ABA is the acronym for Applied Behavior Analysis. Applied behavior analysis (ABA) is the use of techniques and principles such as to bring about meaningful and positive change in behavior. Let’s take a closer look at what this is and how it may impact your child in a positive manner.
What is ABA? Applied behavior analysis is the process of systematically applying interventions based upon the principles of learning theory to improve socially significant behaviors to a meaningful degree, and to demonstrate that the interventions employed are responsible for the improvement in behavior (Baer, Wolf & Risley, 1968; Sulzer-Azaroff & Mayer, 1991).
How can ABA help your child? ABA methods are used to support persons with autism in at least six ways:
- to increase behaviors (reinforcement procedures increase on-task behavior, or social interactions);
- to teach new skills (systematic instruction and reinforcement procedures teach functional life skills, communication skills, or social skills);
- to maintain behaviors (teaching self control and self-monitoring procedures to maintain and generalize job-related social skills);
- to generalize or to transfer behavior from one situation or response to another (from completing assignments in the resource room to performing as well in the mainstream classroom);
- to restrict or narrow conditions under which interfering behaviors occur
- to reduce interfering behaviors (self injury)

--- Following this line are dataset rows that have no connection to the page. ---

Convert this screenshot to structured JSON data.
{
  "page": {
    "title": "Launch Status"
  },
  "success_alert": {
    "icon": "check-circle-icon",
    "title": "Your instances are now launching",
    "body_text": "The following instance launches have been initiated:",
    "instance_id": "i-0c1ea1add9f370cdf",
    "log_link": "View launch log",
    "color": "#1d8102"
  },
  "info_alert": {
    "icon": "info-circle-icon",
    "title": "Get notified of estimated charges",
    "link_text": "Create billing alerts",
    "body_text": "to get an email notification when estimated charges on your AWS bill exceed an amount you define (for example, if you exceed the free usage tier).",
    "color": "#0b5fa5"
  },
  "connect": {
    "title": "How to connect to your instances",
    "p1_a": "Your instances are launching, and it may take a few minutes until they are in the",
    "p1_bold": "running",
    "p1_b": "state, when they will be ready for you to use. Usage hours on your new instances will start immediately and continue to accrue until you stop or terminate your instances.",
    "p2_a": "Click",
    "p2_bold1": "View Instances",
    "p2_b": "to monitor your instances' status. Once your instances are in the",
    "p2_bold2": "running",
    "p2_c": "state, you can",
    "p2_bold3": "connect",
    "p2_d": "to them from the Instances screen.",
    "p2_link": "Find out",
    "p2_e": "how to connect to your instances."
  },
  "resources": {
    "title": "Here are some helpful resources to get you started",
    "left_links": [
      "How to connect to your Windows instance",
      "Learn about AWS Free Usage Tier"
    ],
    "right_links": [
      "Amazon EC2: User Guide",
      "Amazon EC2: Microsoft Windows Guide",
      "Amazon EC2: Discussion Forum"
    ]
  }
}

What does Research say about ABA? A number of completed studies have demonstrated that ABA techniques can produce improvements in communication, social relationships, play, self care, school and employment. These studies involved age groups ranging from preschoolers to adults. Results for all age groups showed that ABA increased participation in family and community activities. (Read More)

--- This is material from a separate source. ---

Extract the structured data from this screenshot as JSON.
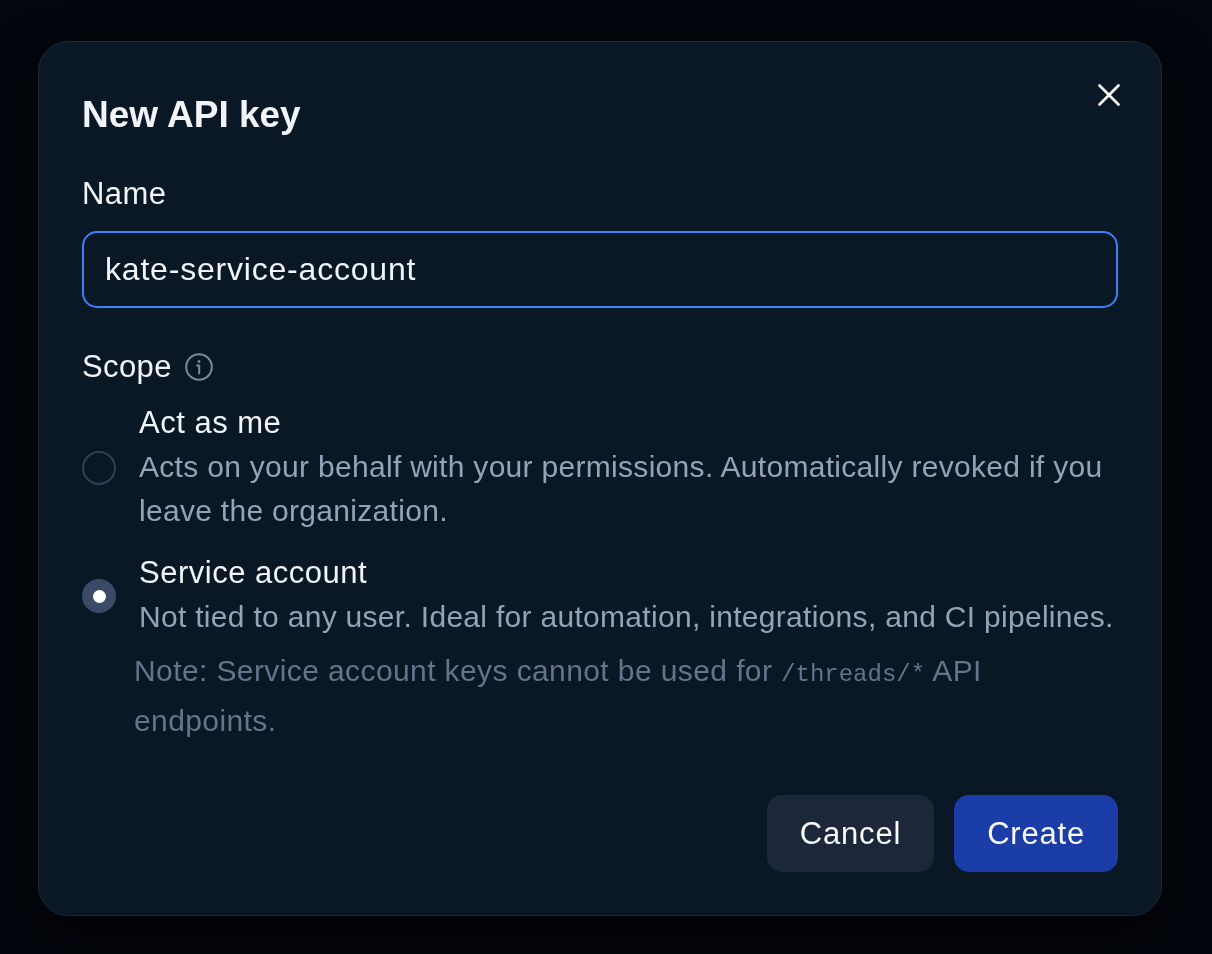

What kind of Improvement or Progress can you expect to see with ABA? While children and parents can see meaningful changes over the course of many years, keep in mind that this therapy does not work overnight. Some learners do acquire skills quickly. But typically, this rapid progress happens in just one or two particular skill areas such as reading, while much more instruction and practice is needed to master another skill area such as interacting with peers.